Mou Banerjee is reading ‘Invisible Cities’

This is the cover of Invisible Cities with an abstract gray image and an illustration of a bird.[The following is an excerpt from the College of Letters & Sciences “Hot Reads 2023” by Isabella Ruder.]

“I have read Invisible Cities multiple times, and I have returned to it again this summer. Written by the Italian author Italo Calvino and structured as a dialogue between the Mongol emperor Kublai Khan and his visitor, the Italian adventurer Marco Polo, the book consists of prose poems describing 55 fictional cities.

I am visiting my hometown in India after almost 15 years, and the experience has sent me back to Calvino’s meditation on our relationship to the many places and spaces we inhabit throughout our lives. As a historian, I am deeply engaged with the past and with the ways in which our memory can change our perceptions of our past selves and the places where we might once have been happy.

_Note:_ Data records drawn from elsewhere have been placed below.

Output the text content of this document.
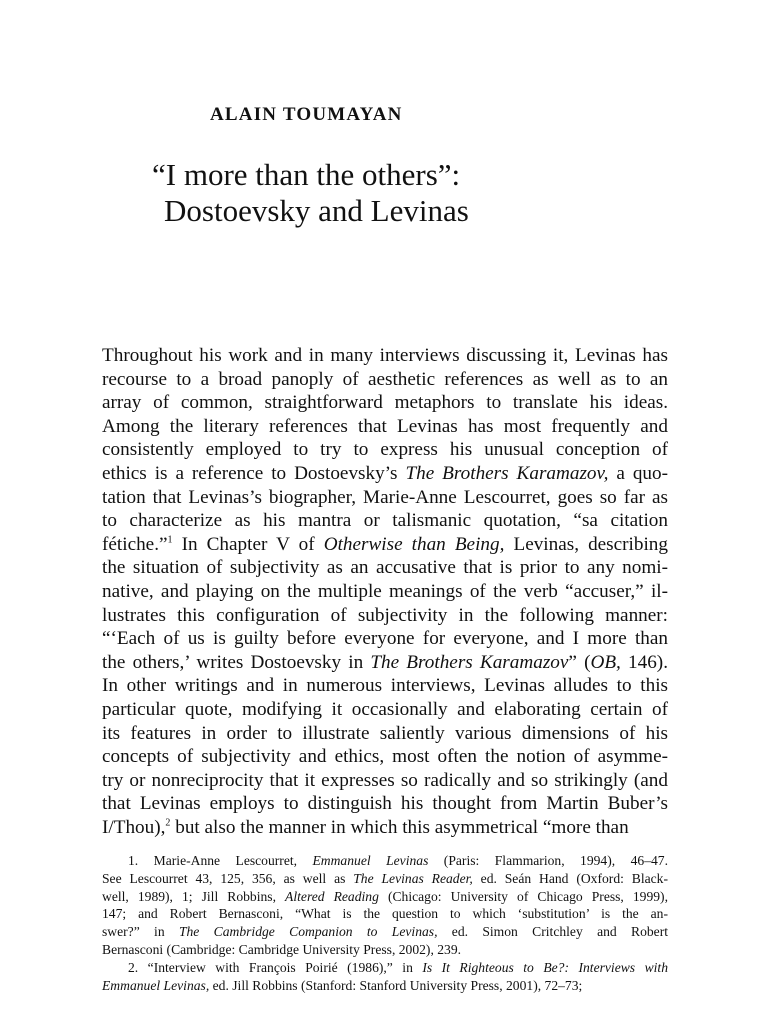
ALAIN TOUMAYAN
“I more than the others”:
Dostoevsky and Levinas
Throughout his work and in many interviews discussing it, Levinas has
recourse to a broad panoply of aesthetic references as well as to an
array of common, straightforward metaphors to translate his ideas.
Among the literary references that Levinas has most frequently and
consistently employed to try to express his unusual conception of
ethics is a reference to Dostoevsky’s The Brothers Karamazov, a quo-
tation that Levinas’s biographer, Marie-Anne Lescourret, goes so far as
to characterize as his mantra or talismanic quotation, “sa citation
fétiche.”$^1$ In Chapter V of Otherwise than Being, Levinas, describing
the situation of subjectivity as an accusative that is prior to any nomi-
native, and playing on the multiple meanings of the verb “accuser,” il-
lustrates this configuration of subjectivity in the following manner:
“‘Each of us is guilty before everyone for everyone, and I more than
the others,’ writes Dostoevsky in The Brothers Karamazov” (OB, 146).
In other writings and in numerous interviews, Levinas alludes to this
particular quote, modifying it occasionally and elaborating certain of
its features in order to illustrate saliently various dimensions of his
concepts of subjectivity and ethics, most often the notion of asymme-
try or nonreciprocity that it expresses so radically and so strikingly (and
that Levinas employs to distinguish his thought from Martin Buber’s
I/Thou),$^2$ but also the manner in which this asymmetrical “more than
1. Marie-Anne Lescourret, Emmanuel Levinas (Paris: Flammarion, 1994), 46–47.
See Lescourret 43, 125, 356, as well as The Levinas Reader, ed. Seán Hand (Oxford: Black-
well, 1989), 1; Jill Robbins, Altered Reading (Chicago: University of Chicago Press, 1999),
147; and Robert Bernasconi, “What is the question to which ‘substitution’ is the an-
swer?” in The Cambridge Companion to Levinas, ed. Simon Critchley and Robert
Bernasconi (Cambridge: Cambridge University Press, 2002), 239.
2. “Interview with François Poirié (1986),” in Is It Righteous to Be?: Interviews with
Emmanuel Levinas, ed. Jill Robbins (Stanford: Stanford University Press, 2001), 72–73;
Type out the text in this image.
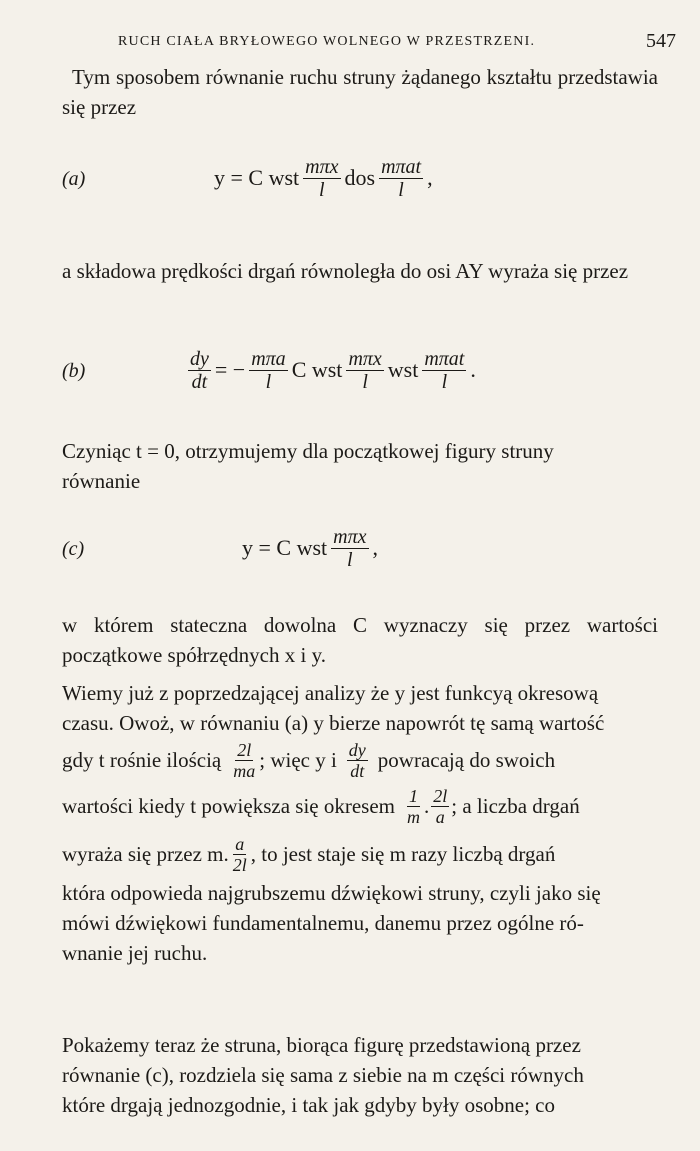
RUCH CIAŁA BRYŁOWEGO WOLNEGO W PRZESTRZENI.	547
Tym sposobem równanie ruchu struny żądanego kształtu przedstawia się przez
(a)	y = C wst $\frac{\text{mπx}}{l}$ dos $\frac{\text{mπat}}{l}$ ,
a składowa prędkości drgań równoległa do osi AY wyraża się przez
(b)	$\frac{dy}{dt}$ = − $\frac{\text{mπa}}{l}$ C wst $\frac{\text{mπx}}{l}$ wst $\frac{\text{mπat}}{l}$ .
Czyniąc t = 0, otrzymujemy dla początkowej figury struny
równanie
(c)	y = C wst $\frac{\text{mπx}}{l}$ ,
w którem stateczna dowolna C wyznaczy się przez wartości początkowe spółrzędnych x i y.
Wiemy już z poprzedzającej analizy że y jest funkcyą okresową
czasu. Owoż, w równaniu (a) y bierze napowrót tę samą wartość
gdy t rośnie ilością $\frac{2l}{ma}$ ; więc y i $\frac{dy}{dt}$ powracają do swoich
wartości kiedy t powiększa się okresem $\frac{1}{m}$ . $\frac{2l}{a}$ ; a liczba drgań
wyraża się przez m. $\frac{a}{2l}$ , to jest staje się m razy liczbą drgań
która odpowieda najgrubszemu dźwiękowi struny, czyli jako się
mówi dźwiękowi fundamentalnemu, danemu przez ogólne ró-
wnanie jej ruchu.
Pokażemy teraz że struna, biorąca figurę przedstawioną przez
równanie (c), rozdziela się sama z siebie na m części równych
które drgają jednozgodnie, i tak jak gdyby były osobne; co
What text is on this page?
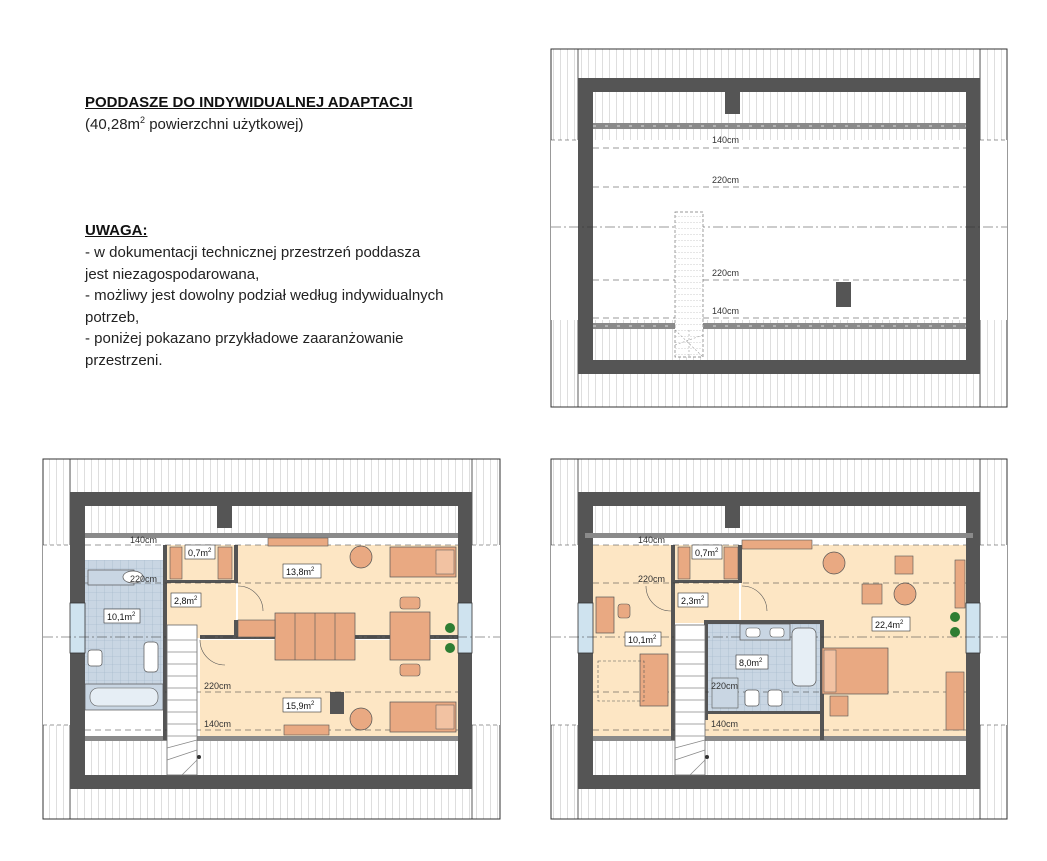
PODDASZE DO INDYWIDUALNEJ ADAPTACJI
($40,28m^2$ powierzchni użytkowej)
UWAGA:
- w dokumentacji technicznej przestrzeń poddasza
jest niezagospodarowana,
- możliwy jest dowolny podział według indywidualnych
potrzeb,
- poniżej pokazano przykładowe zaaranżowanie
przestrzeni.
140cm
220cm
220cm
140cm
140cm
220cm
220cm
140cm
$0,7m^2$
$13,8m^2$
$10,1m^2$
$2,8m^2$
$15,9m^2$
140cm
220cm
220cm
140cm
$0,7m^2$
$2,3m^2$
$10,1m^2$
$8,0m^2$
$22,4m^2$
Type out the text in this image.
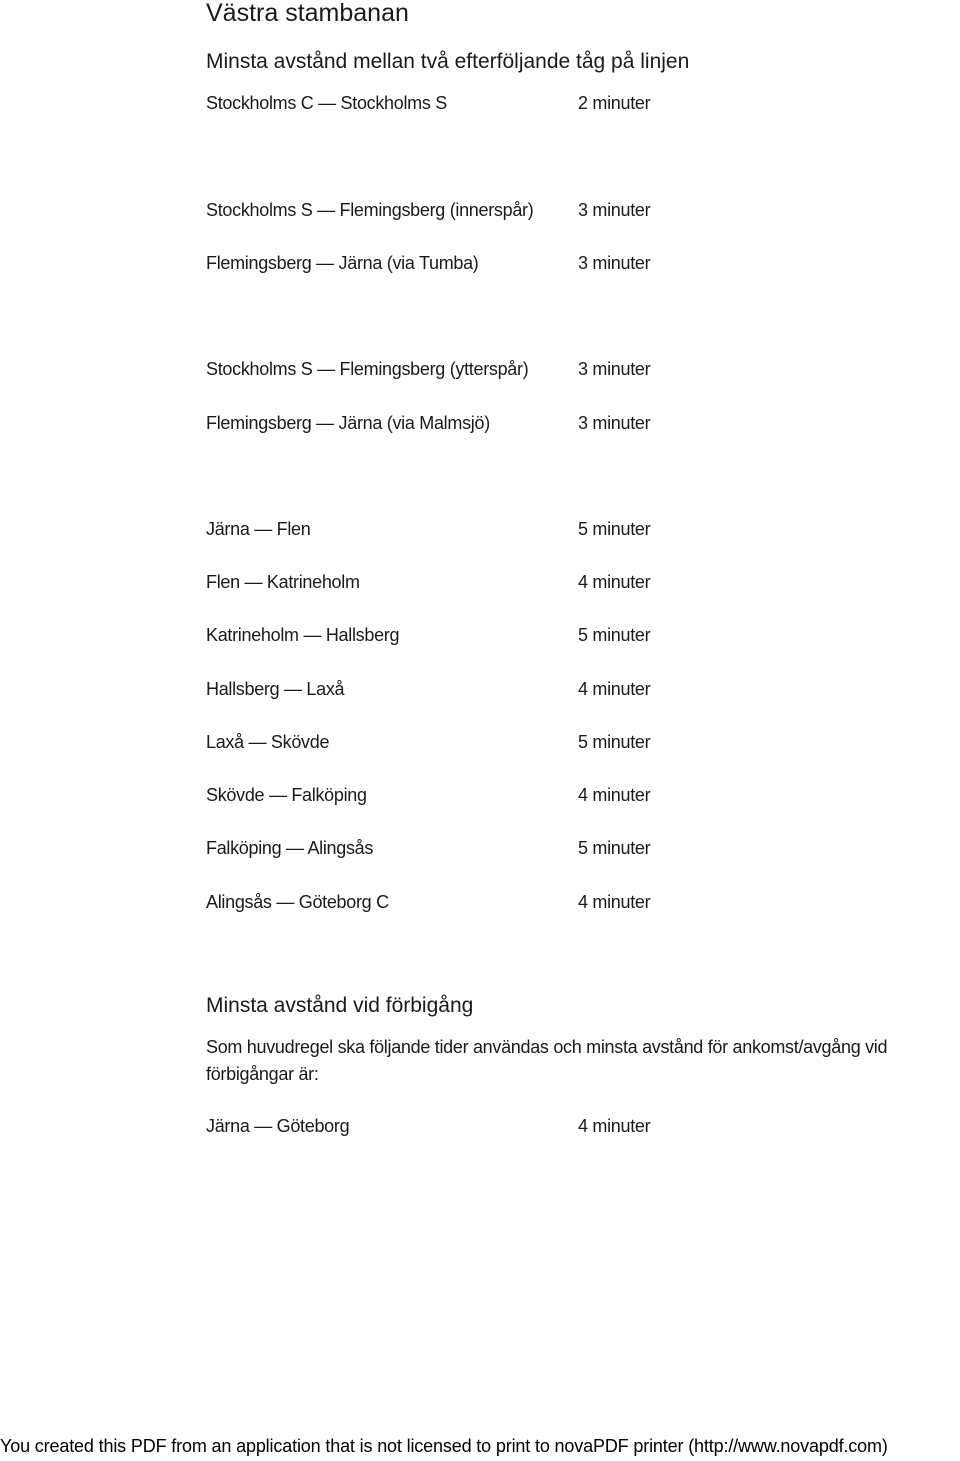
Västra stambanan
Minsta avstånd mellan två efterföljande tåg på linjen
Stockholms C — Stockholms S	2 minuter
Stockholms S — Flemingsberg (innerspår) 3 minuter
Flemingsberg — Järna (via Tumba)	3 minuter
Stockholms S — Flemingsberg (ytterspår)	3 minuter
Flemingsberg — Järna (via Malmsjö)	3 minuter
Järna — Flen	5 minuter
Flen — Katrineholm	4 minuter
Katrineholm — Hallsberg	5 minuter
Hallsberg — Laxå	4 minuter
Laxå — Skövde	5 minuter
Skövde — Falköping	4 minuter
Falköping — Alingsås	5 minuter
Alingsås — Göteborg C	4 minuter
Minsta avstånd vid förbigång
Som huvudregel ska följande tider användas och minsta avstånd för ankomst/avgång vid förbigångar är:
Järna — Göteborg	4 minuter
You created this PDF from an application that is not licensed to print to novaPDF printer (http://www.novapdf.com)
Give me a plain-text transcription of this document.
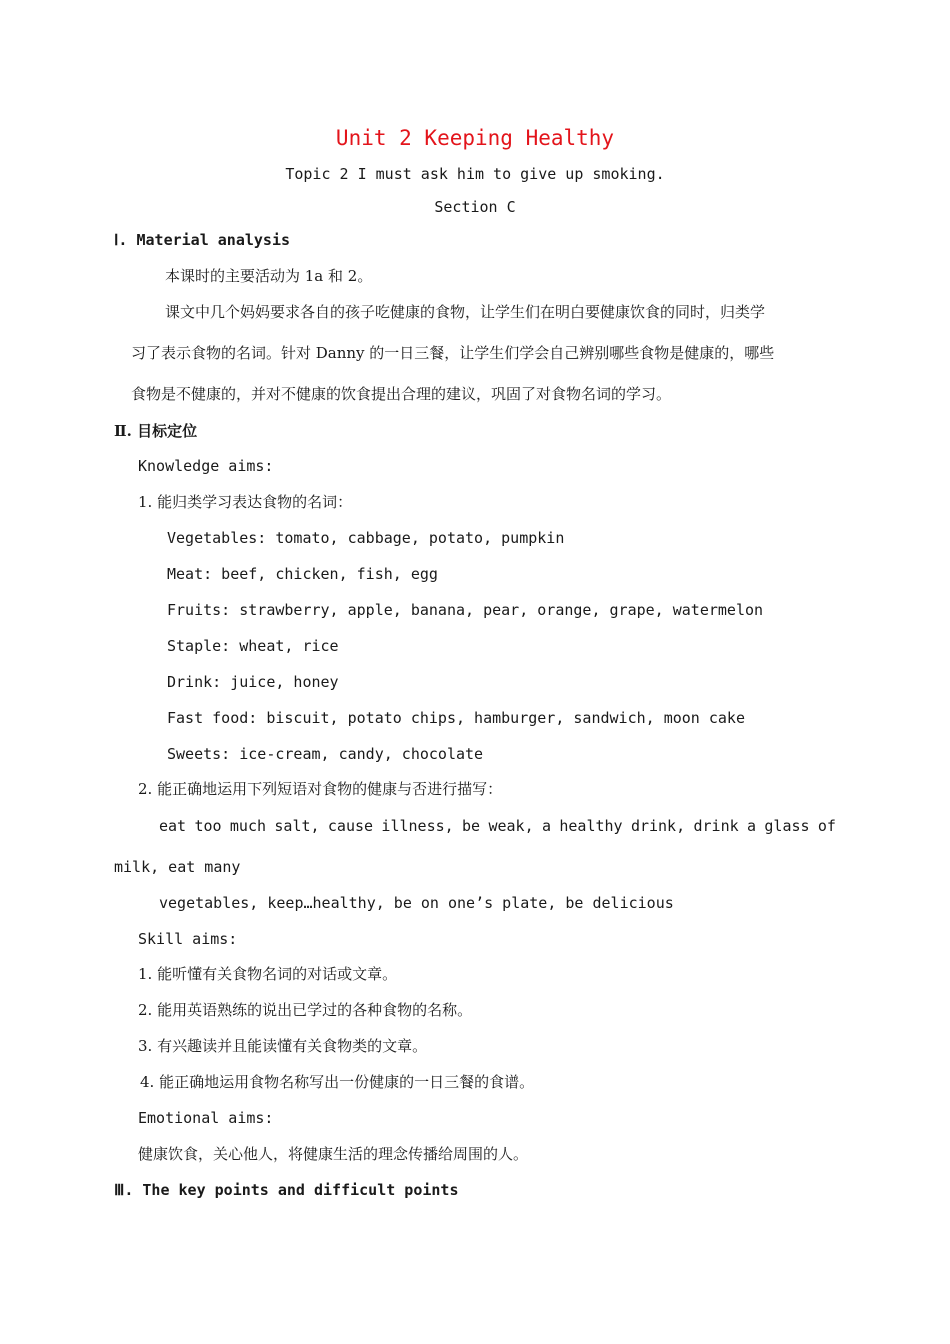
Unit 2 Keeping Healthy
Topic 2 I must ask him to give up smoking.
Section C
Ⅰ. Material analysis
本课时的主要活动为 1a 和 2。
课文中几个妈妈要求各自的孩子吃健康的食物，让学生们在明白要健康饮食的同时，归类学
习了表示食物的名词。针对 Danny 的一日三餐，让学生们学会自己辨别哪些食物是健康的，哪些
食物是不健康的，并对不健康的饮食提出合理的建议，巩固了对食物名词的学习。
Ⅱ. 目标定位
Knowledge aims:
1. 能归类学习表达食物的名词：
Vegetables: tomato, cabbage, potato, pumpkin
Meat: beef, chicken, fish, egg
Fruits: strawberry, apple, banana, pear, orange, grape, watermelon
Staple: wheat, rice
Drink: juice, honey
Fast food: biscuit, potato chips, hamburger, sandwich, moon cake
Sweets: ice-cream, candy, chocolate
2. 能正确地运用下列短语对食物的健康与否进行描写：
eat too much salt, cause illness, be weak, a healthy drink, drink a glass of
milk, eat many
vegetables, keep…healthy, be on one’s plate, be delicious
Skill aims:
1. 能听懂有关食物名词的对话或文章。
2. 能用英语熟练的说出已学过的各种食物的名称。
3. 有兴趣读并且能读懂有关食物类的文章。
4. 能正确地运用食物名称写出一份健康的一日三餐的食谱。
Emotional aims:
健康饮食，关心他人，将健康生活的理念传播给周围的人。
Ⅲ. The key points and difficult points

Therefore, as an immigrant to the United States who has briefly returned home, Invisible Cities has become even more poignant to me. There are multiple such cities, in our memories, in our dreams and desires—those cities we have lost, those we inhabit, and those that we have yet to find. As Marco Polo tells Kublai Khan, “Arriving at each new city, the traveler finds again a past of his that he did not know he had: the foreignness of what you no longer are or no longer possess lies in wait for you in foreign, unpossessed places.” At any moment that I am walking through the streets of my childhood hometown, I am simultaneously also at the Union Terrace, watching the blue waves on Lake Mendota as I tell my sister about my life in Madison.

This is a very slim book, easy to read and beautifully philosophical. I recommend this extraordinary novel and its brilliant meditations on the human experience, on our culture, on memory and time to the UW–Madison family with great pleasure.”